With the opening rounds of the AFL now done and dusted, one thing has come to the fore – and it’s not good. In fact, it’s detrimental to the players, and the game itself.
We are speaking about it now, but Geelong skipper Joel Selwood has made it a sticking point in his game for half a decade, and consistently drawn free kicks doing so.
Yes, drawing the free with nicely time dive has been in the game since anyone can remember.
Players have always thrown their head back in anguish after being brushed with an errant finger, or fallen forward after feeling a slight nudge in the back.
But now, players are deliberately looking for free kicks via ducking into tackles, both as opportunistic individuals and – dare we say it – under team orders.
Players with low centres of gravity are bending slightly more at the knees and gathering stray arms whenever they contest the footy in tight situations, and are more often than not rewarded with free kicks.
Another new tactic is sliding feet first to gather a loose football, which doesn’t rely on a free kick from an umpire, but rather puts the feet and body between the ball and an oncoming opposition player.
These tactics have caused serious injuries this season in particular, and the injuries will continue to mount.
Commentators and fans alike seem puzzled as to how to stamp out these tactics, or whether they should even be taken out at all – are they illegal?
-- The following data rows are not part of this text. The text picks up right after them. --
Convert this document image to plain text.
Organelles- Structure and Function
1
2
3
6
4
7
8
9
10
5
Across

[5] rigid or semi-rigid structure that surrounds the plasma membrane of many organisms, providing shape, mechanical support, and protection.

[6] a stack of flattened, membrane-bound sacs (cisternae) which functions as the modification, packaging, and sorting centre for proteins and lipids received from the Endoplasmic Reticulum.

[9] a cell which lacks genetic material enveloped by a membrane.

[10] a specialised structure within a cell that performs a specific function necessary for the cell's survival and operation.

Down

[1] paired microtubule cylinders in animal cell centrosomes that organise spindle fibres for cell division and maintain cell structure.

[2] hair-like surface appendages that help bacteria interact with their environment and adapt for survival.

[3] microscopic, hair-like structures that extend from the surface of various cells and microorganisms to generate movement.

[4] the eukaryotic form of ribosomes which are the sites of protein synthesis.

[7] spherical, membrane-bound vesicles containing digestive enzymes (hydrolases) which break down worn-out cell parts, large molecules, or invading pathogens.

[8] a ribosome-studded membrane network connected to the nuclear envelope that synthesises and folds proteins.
Are they bad for the game? Is the game just evolving?
If the AFL is serious about getting rid of these new approaches by players, it does not need to introduce new rules and regulations. In fact, it shouldn’t do anything at all.
It needs to be the responsibility of the high-end coaches in the AFL, junior state competitions and draft camps to get players out of these mind sets.
Tackle around the waist and keep your feet – two of the first and most simple rules kids are taught as five-year-olds.
Rules that until recently have applied at the highest level for over 150 years.
It’s simple; if someone is trying to exploit the high tackle rule the onus is on the tackler to get it right – watch and aim for the hips.
The sliding pick up is an ugly part of the game but if coaches still obeyed one of the oldest and most simple rules in football there would be no mention of the matter – If someone deliberately loses their feet when pursuing the ball, drag them.
That’s how kids learn and get it out of their system over time and AFL players should react in a similar manner.
We don’t want the game to get to the point where the days of getting your head over the ball and being brave will no longer be rewarded at AFL level.